To construct Parkville Station, a 30-metre deep underground excavation will be undertaken on Grattan Street between Leicester Street and Royal Parade. Before excavation can commence, a construction method called piling is undertaken to provide structural integrity and form a retaining wall that enables excavation.

Excavation of the Parkville Station site will be done using a construction method referred to as ‘bottom-up’. This means excavating down to the station’s maximum depth, followed by construction and fit-out of the station. The road surface is then reinstated once the station is complete.

Piling Works

Piling involves the use of a piling rig that drills a hole using an auger that rotates, much like an over-sized drill bit. The rotation of the auger causes material to move out of the hole being drilled. Once the hole is excavated, a steel prefabricated reinforcement cage is placed within the hole and concrete is the poured into the hole to form the pile. Once the concrete sets, the pile is complete.

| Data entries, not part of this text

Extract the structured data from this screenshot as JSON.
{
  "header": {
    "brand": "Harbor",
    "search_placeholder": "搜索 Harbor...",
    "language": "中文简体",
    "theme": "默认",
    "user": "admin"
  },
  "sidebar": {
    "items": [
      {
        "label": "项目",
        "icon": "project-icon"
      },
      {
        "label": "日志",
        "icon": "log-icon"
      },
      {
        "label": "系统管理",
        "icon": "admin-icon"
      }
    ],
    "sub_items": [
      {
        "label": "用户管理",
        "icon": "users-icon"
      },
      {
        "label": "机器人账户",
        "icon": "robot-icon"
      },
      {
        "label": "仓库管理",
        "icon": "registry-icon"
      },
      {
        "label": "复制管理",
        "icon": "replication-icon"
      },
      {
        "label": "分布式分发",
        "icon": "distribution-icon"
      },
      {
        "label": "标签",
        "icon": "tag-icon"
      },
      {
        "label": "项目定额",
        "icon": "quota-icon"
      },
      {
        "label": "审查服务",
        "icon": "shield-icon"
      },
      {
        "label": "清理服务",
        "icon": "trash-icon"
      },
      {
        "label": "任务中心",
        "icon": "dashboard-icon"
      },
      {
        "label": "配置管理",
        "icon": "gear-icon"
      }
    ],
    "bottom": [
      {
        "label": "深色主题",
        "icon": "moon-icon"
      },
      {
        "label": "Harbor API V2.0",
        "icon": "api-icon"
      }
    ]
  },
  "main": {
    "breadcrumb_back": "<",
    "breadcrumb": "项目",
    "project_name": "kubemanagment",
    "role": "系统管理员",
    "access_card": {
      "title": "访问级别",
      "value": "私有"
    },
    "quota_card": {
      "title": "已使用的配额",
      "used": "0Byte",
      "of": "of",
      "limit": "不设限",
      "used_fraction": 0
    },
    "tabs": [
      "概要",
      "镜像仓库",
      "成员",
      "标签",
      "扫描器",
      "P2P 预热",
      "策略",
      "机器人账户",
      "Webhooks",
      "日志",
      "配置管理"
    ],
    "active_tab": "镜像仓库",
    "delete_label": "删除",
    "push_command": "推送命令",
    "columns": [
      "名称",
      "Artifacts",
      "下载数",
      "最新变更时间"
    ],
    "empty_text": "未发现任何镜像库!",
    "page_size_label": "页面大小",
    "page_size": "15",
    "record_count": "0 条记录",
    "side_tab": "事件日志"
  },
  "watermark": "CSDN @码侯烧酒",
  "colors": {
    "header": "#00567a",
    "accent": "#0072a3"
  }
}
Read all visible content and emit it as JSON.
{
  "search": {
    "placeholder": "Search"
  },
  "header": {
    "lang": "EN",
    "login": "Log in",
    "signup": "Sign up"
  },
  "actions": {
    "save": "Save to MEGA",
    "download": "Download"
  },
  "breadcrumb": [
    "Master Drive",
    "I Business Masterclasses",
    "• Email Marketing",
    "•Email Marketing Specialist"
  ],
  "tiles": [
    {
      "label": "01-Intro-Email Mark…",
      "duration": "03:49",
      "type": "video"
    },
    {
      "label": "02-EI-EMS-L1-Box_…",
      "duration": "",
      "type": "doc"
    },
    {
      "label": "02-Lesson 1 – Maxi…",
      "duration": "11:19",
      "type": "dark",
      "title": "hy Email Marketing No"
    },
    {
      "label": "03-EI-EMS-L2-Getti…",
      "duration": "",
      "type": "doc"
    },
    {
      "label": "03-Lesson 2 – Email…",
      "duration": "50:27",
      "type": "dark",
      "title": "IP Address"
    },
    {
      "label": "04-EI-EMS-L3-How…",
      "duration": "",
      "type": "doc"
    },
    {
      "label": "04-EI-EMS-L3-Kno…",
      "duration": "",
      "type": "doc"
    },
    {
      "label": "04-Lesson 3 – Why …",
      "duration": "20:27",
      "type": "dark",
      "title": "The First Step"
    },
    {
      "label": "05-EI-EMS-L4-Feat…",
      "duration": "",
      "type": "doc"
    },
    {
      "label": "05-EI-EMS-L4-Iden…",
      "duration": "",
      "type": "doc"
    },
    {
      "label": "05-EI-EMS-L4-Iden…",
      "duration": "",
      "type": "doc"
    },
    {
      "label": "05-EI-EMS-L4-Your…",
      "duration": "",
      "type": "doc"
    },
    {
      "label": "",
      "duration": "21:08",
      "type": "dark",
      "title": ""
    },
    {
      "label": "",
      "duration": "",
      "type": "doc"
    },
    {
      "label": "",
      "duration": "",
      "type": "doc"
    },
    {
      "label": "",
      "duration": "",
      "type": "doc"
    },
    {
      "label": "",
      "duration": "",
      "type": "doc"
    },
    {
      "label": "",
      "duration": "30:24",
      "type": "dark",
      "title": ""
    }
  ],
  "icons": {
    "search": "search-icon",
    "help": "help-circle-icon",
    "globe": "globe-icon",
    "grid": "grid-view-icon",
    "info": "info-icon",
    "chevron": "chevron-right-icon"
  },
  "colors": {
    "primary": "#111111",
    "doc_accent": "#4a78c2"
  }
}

By the end of the piling phase, CYP will have installed approximately 500 piles around the Parkville Station site perimeter, each to a depth of about 32 metres.

Green Spaces and Transportation

As part of the construction of the new Parkville Station, University Square and Grattan St will be 'greened'. New trees and low-height landscaping will provide a green link between Royal Parade and University Square. Barry Street will be landscaped to create a new public space next to University Square ensuring a pedestrian and cycling-friendly environment. There will also be an accessible tram stop built on Royal Parade and University Square that will further improve connectivity.